The European Union has again slammed any hope of kava from the Pacific entering its market, with a firm reminder that until an assessment is made to determine the safety of kava as a product safe for human consumption, it will not be allowed into the EU market.

Moustapha Magumu, principal co-ordinator for the Pacific region at the European Comission, reminded the Pacific parties of the importance of such an assessment during a kava workshop organised by the Pacific Islands Forum Secretariat and the Secretariat of the Pacific Community, currently underway in Nadi.

“Without doing so, there is certainly no chance of having kava allowed for export into the EU, Mr Magumu said, despite points raised by Pacific kava stakeholders that reports by the World Health Organization and other groups validating the safety of kava are already available.
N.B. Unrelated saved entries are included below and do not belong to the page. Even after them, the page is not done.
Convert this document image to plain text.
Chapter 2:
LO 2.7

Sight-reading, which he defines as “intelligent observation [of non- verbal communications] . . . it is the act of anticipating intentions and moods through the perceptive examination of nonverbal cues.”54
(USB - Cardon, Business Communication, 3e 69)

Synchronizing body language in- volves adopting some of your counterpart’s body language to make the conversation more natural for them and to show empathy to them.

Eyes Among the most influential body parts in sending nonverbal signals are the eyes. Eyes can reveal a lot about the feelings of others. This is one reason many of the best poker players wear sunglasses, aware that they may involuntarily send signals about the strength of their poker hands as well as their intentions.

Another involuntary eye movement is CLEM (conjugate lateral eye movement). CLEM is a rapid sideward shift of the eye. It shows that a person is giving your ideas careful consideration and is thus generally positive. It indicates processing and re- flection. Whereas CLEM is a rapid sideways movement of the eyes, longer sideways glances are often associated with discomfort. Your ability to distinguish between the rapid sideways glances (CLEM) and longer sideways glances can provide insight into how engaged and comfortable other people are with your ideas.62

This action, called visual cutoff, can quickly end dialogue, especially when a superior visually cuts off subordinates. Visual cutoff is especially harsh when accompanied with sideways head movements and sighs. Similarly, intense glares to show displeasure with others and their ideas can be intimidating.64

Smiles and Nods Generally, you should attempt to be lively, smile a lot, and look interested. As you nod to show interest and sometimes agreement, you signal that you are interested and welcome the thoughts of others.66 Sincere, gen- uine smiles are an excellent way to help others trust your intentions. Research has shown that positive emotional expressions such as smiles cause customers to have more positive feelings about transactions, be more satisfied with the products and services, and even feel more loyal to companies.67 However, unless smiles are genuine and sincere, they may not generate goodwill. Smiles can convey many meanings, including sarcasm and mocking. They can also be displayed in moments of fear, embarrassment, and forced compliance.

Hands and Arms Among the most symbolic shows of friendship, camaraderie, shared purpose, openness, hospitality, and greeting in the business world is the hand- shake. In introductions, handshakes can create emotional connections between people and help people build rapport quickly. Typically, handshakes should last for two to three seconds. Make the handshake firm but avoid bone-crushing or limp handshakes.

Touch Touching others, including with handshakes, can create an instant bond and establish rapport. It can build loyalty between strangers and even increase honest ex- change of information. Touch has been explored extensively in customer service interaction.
The safety of kava for human consumption was at the heart of a blanket global ban on kava in the early 2000, initiated by Germany and later supported and adopted by the European Community.

The ban was later lifted but continuous efforts by major kava growing countries in the Pacific — Vanuatu, Fiji and Tonga — were met with blunt resistance from the EU. “Anything we do will not be to the standard or the liking of the EU no matter how much we will put ourselves under pressure for.

We will bend ourselves six ways, we will break the toes and the nails in order to get to those requirements, yet we will fall short,” chair for Tonga’s Kava Working Group Fe’iloakitau Tevi said.

“We have fallen short for the last 20 years for wrong reasons and now that we know better about kava, we will still fall short, because of exactly what my colleague from SPC said: we are up against the bias.

“So we’ve reached that plateau, that level where the sense of frustration from our side is now on the table.”

Trade Correspondent/Programme manager at the Delegation of the European Union in Suva Massimo Camassei told this newspaper that the Pacific can renew its efforts and put forward a new request to the EU which can be funded by the EU but any assessment will ultimately be a scientific one with outcomes based on science and not bias.